Tuesday, 27 March 2012

Trees in the Landscape

Now, in the south-east of England at the end of March, when our many native and naturalized deciduous trees are not in leaf, it is still possible to see far and wide across the fields and hills.

We all love trees in glorious leaf but the Hockney exhibition reminded me of the structural contribution that trees devoid of leaves make to the landscape. It is now in their unclothed form that we can see their bones - their silhouette - clear against the sky. And the overlapping canopies of tree belts, like medieval or Art Nouveau tracery, can be quite beautiful.

Tree identification is usually taught when trees are in leaf but, in fact, when trees are bare it is sometimes easier to appreciate their habit and identify them: how their branches divide, their twigs grow and the position of their buds or seeds is clearer.

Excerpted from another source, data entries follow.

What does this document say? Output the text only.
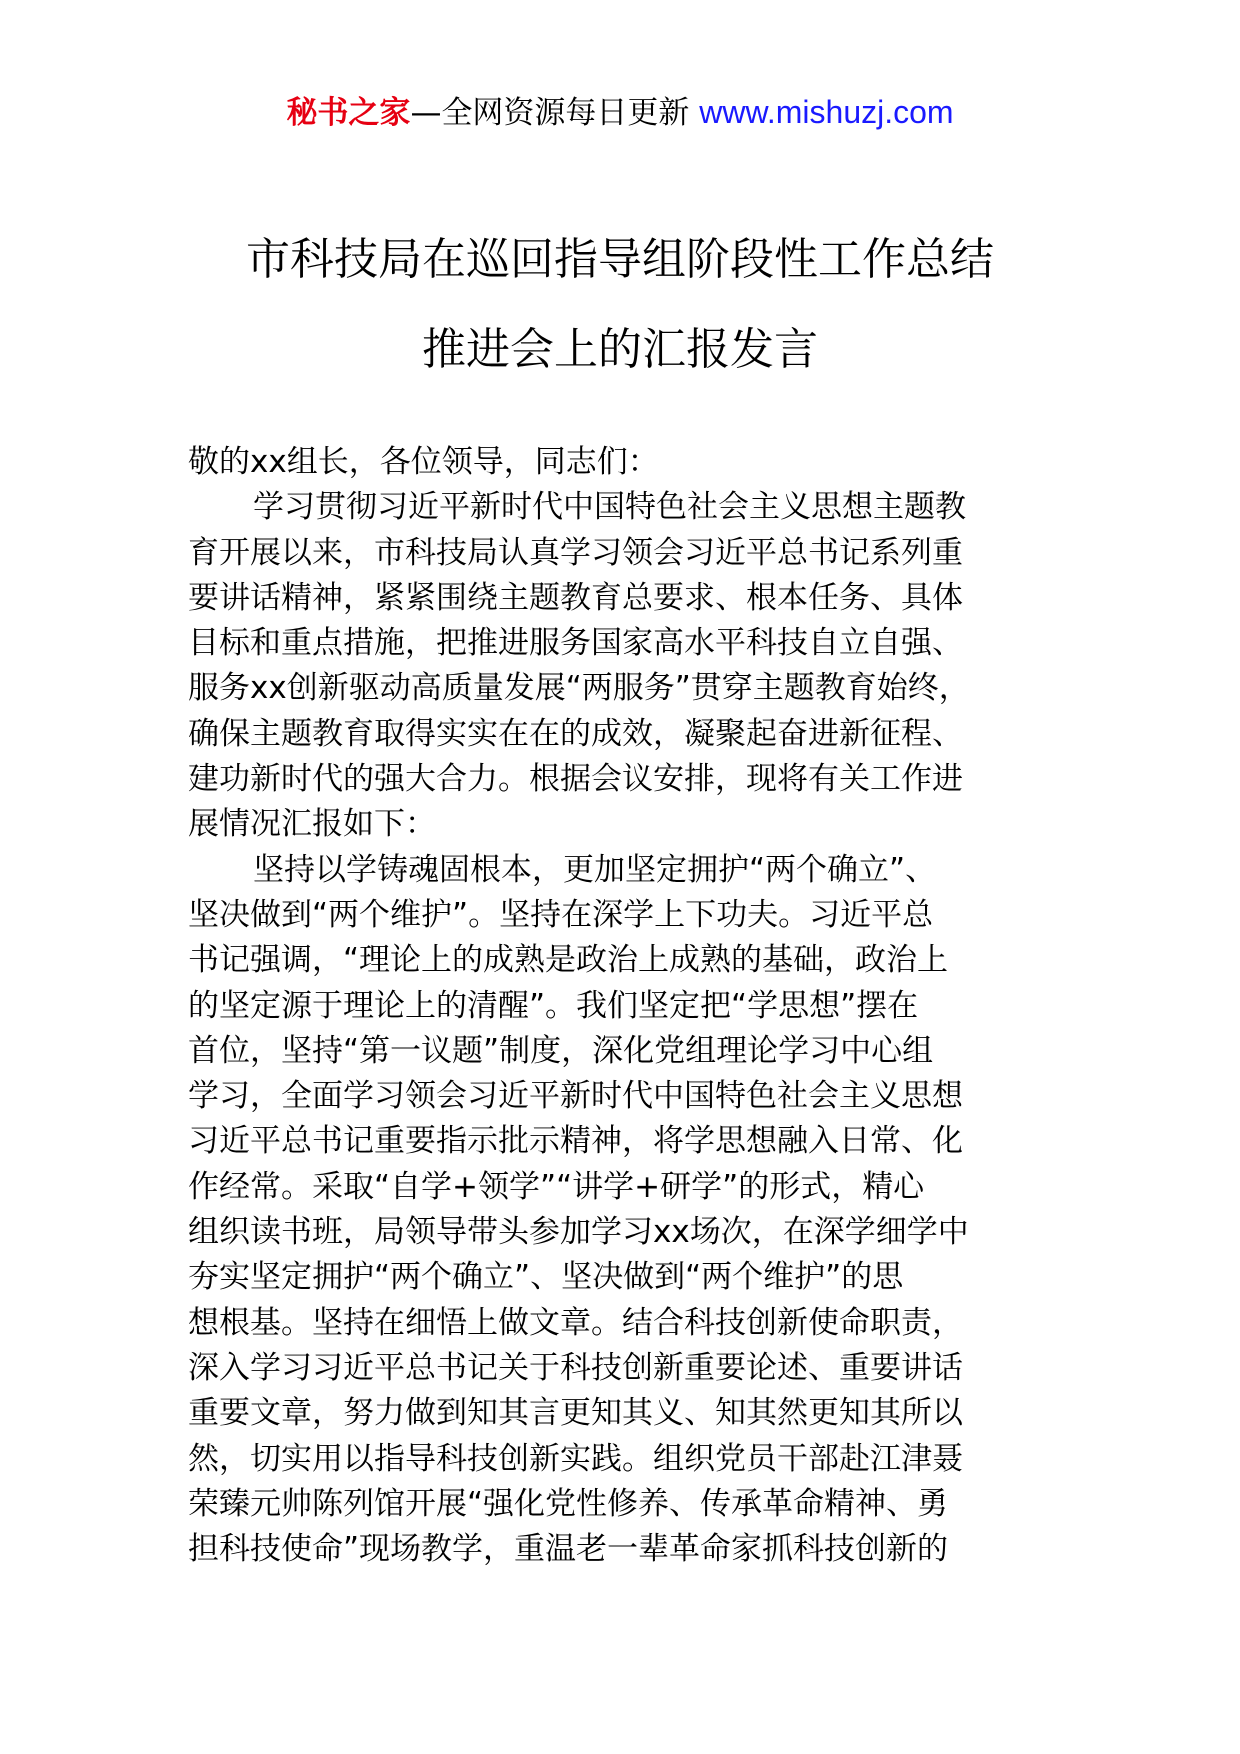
秘书之家—全网资源每日更新 www.mishuzj.com
市科技局在巡回指导组阶段性工作总结
推进会上的汇报发言
敬的xx组长，各位领导，同志们：
学习贯彻习近平新时代中国特色社会主义思想主题教
育开展以来，市科技局认真学习领会习近平总书记系列重
要讲话精神，紧紧围绕主题教育总要求、根本任务、具体
目标和重点措施，把推进服务国家高水平科技自立自强、
服务xx创新驱动高质量发展“两服务”贯穿主题教育始终，
确保主题教育取得实实在在的成效，凝聚起奋进新征程、
建功新时代的强大合力。根据会议安排，现将有关工作进
展情况汇报如下：
坚持以学铸魂固根本，更加坚定拥护“两个确立”、
坚决做到“两个维护”。坚持在深学上下功夫。习近平总
书记强调，“理论上的成熟是政治上成熟的基础，政治上
的坚定源于理论上的清醒”。我们坚定把“学思想”摆在
首位，坚持“第一议题”制度，深化党组理论学习中心组
学习，全面学习领会习近平新时代中国特色社会主义思想
习近平总书记重要指示批示精神，将学思想融入日常、化
作经常。采取“自学+领学”“讲学+研学”的形式，精心
组织读书班，局领导带头参加学习xx场次，在深学细学中
夯实坚定拥护“两个确立”、坚决做到“两个维护”的思
想根基。坚持在细悟上做文章。结合科技创新使命职责，
深入学习习近平总书记关于科技创新重要论述、重要讲话
重要文章，努力做到知其言更知其义、知其然更知其所以
然，切实用以指导科技创新实践。组织党员干部赴江津聂
荣臻元帅陈列馆开展“强化党性修养、传承革命精神、勇
担科技使命”现场教学，重温老一辈革命家抓科技创新的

Trees bare of leaf should of course be an important consideration when designing a landscape but so seldom are. Quite clearly, leaves are very important factor when choosing a species of tree. The colour of the leaf, the habit of its growth, the leaf size and shape and its texture will all form part of the decision.

Trees in our gardens and surroundings form boundaries and screens, views, enclosure and shade and there are species to suit them all. Their form or shape, habit and scale all contribute to the suitability of the choice. But it is, after all, for half the year that deciduous trees are bare and therefore this should be as important an aspect of the design as when they are in leaf.

There is only one book I have that celebrates bare trees in winter and that is a wonderful American publication, Trees in a Winter Landscape, and it is inspirational. Most books I have major on trees in leaf: some of them are beautifully photographed, others aspirational, most give good solid advice but, when you think of it, a tree in leaf is only half the story.

It is in winter that the wonderful peeling silver bark of the birch really makes an impact, that the rich red textured bark of the cherry adds such interest. The dramatic flowers of the magnolia stand out against its bare branches in our gardens, palest pink almond blossom - so delicate that it would be overwhelmed by leaves - covers the bare branches of the trees along our suburban streets. In the rural lanes, on bare hazel limbs, catkins already hang like lamb's tails while soft furry yellow and grey catkins glow on pussy willow branches.

With April just around the corner, the leaves have begun to unfurl and, given a few more sunny days, they will soon be out in all their cheering bright freshness. But please spare a thought for the bare old bones of the trees and remember to love them in winter too.